Some investigators have examined the effects of cue word characteristics other than valence on autobiographical memory specificity. For example, Dalgleish et al. (2003)
hypothesised that the effects of cue words on the AMT are due more to word meaning than to valence. Recent studies have begun to investigate this idea. At least three studies have shown that cues that are relevant to an individual’s concerns and self-concept are more likely to elicit non-specific memories than cues without such self-relevance (Barnhofer, Crane, Spinhoven, & Williams, 2007
; Crane, Barnhofer, & Williams, 2007
; Spinhoven, Bockting, Kremers, Schene, & Williams, 2007
). Thus, characteristics of AMT cues may interact with individual difference variables (e.g., rumination) or idiosyncratic concerns. Future studies should examine whether certain cues perform differently in certain subgroups. In the IRT literature, these analyses are referred to as analyses of differential item functioning
(Embretson & Reise, 2000
). These analyses may yield interesting clinical insights, but such studies would require a range of cues and adequate variation in the traits being studied.
In addition to research on personal relevance, Williams et al. (1999)
showed that highly imageable cue words elicit specific memories more often than less imageable cue words. Although studies of mean differences are informative, IRT allows for the examination of specific words within a cue type. Thus IRT can help to explore the effects of individual cue words, and to plan autobiographical memory studies by selecting discriminating cue words with thresholds that are appropriate to the population being studied.
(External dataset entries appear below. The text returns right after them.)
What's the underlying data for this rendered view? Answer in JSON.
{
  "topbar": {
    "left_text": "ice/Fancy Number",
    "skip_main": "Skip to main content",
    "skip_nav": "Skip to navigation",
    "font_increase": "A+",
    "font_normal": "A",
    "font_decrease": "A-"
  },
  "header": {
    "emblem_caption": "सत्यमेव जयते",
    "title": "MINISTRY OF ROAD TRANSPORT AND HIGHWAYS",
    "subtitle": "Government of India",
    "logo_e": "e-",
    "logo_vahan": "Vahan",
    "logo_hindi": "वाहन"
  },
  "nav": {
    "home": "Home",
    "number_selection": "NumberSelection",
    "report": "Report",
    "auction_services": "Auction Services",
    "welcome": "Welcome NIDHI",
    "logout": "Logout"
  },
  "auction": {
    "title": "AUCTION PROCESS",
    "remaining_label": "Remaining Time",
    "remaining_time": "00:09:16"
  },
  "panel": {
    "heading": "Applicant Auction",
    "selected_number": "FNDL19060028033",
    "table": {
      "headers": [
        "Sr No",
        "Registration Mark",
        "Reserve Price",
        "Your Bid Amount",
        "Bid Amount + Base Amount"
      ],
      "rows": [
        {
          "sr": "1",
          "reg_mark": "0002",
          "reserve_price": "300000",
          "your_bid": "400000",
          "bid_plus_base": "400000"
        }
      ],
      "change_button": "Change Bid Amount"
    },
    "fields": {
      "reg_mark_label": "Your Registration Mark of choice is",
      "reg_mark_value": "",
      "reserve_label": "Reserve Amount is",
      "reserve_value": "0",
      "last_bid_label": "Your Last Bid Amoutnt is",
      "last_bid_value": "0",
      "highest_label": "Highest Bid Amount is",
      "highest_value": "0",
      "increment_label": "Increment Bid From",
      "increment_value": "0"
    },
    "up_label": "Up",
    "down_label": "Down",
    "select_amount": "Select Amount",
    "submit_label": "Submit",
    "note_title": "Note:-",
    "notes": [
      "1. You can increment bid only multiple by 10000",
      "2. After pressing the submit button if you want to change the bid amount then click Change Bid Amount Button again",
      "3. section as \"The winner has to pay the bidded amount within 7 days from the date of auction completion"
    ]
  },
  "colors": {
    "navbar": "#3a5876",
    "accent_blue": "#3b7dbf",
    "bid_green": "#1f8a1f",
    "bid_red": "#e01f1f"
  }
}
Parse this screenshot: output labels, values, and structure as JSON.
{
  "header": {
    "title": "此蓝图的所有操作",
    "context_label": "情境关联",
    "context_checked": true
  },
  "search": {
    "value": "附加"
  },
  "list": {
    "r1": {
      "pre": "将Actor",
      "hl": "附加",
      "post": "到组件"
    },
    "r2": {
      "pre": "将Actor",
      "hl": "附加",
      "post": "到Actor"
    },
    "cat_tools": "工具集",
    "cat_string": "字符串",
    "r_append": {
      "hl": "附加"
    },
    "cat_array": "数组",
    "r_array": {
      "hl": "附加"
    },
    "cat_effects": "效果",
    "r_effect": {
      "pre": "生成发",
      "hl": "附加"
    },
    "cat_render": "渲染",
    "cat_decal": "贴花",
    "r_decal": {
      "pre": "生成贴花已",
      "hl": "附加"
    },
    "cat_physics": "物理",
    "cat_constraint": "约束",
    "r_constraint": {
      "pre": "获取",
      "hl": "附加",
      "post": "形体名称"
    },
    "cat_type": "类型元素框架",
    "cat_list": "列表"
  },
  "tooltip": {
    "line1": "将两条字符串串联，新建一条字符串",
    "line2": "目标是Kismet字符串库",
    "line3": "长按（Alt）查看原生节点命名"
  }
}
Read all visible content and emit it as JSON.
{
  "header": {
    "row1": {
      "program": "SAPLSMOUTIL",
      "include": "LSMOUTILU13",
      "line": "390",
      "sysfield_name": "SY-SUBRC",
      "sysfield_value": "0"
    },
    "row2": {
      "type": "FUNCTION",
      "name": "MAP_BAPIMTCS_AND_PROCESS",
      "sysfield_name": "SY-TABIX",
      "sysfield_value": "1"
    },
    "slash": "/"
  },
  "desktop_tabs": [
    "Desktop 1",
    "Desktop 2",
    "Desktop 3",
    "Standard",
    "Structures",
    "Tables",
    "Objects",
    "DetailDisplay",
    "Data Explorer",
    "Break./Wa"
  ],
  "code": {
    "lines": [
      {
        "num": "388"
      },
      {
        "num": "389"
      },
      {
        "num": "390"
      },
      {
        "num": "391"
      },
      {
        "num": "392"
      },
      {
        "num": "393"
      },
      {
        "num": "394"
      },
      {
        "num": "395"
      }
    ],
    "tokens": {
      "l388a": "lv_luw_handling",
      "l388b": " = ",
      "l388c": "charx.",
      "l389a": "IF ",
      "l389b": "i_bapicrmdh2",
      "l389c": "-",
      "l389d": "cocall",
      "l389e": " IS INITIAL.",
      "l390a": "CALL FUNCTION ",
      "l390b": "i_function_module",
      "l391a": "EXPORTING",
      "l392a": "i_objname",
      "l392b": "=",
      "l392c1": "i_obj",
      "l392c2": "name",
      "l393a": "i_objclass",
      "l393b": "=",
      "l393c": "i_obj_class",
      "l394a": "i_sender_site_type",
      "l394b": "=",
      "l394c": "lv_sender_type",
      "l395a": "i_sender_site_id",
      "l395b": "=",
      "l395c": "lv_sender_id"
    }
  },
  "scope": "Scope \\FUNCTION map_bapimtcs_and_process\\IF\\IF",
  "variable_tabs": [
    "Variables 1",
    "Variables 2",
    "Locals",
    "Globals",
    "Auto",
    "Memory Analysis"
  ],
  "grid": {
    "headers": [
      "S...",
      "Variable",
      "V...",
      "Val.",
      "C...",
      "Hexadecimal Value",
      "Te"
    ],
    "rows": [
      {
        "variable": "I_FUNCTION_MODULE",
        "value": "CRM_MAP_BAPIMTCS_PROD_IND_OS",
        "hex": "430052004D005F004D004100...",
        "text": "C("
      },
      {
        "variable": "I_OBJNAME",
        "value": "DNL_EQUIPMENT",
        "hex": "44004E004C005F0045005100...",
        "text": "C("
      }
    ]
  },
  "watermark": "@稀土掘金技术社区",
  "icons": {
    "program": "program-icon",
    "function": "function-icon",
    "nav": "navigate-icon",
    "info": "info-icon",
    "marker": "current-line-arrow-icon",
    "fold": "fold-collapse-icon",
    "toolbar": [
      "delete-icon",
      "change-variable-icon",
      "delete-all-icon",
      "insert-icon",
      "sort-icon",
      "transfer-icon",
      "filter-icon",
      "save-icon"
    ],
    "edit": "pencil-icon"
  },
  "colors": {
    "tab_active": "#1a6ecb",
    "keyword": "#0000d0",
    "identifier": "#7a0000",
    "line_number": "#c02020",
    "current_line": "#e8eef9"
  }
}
Another possibility for future research would be to conduct a large-scale investigation of cue words to find cues that are maximally informative for different populations. Different sets of cue words could be identified that are discriminating for individuals in the range of the autobiographical memory specificity trait that is most relevant for a particular population, such as college students or patients with major depression. Such a project could establish a common word set to be used in studies with similar individuals, thus facilitating comparison across different studies.
Summary and conclusions
To our knowledge, we are the first investigators to use CFA and IRT to examine the psychometric properties of the AMT. Our findings indicate that a one-factor model of autobiographical memory specificity provides a good conceptualisation of AMT performance, at least in non-clinical samples. This result is consistent with the finding that responses to positive and negative cue words are highly intercorrelated (van Vreeswijk & de Wilde, 2004
). Additionally, a one-factor model of the AMT is congruent with the notion that overgenerality develops as an overall response style over time, as proposed by the functional avoidance hypothesis (Williams et al., 2007
The findings of the current study also demonstrate that the AMT is not maximally informative for individuals at all levels of autobiographical memory specificity. Rather, certain characteristics of the AMT, such as particular cue words and the nature of the instructions, may influence the types of responses obtained. These results offer a number of suggestions for ways to modify the AMT to obtain the most relevant outcomes for a particular study. Future AMT studies may be well served by examining IRT parameters for individual cues.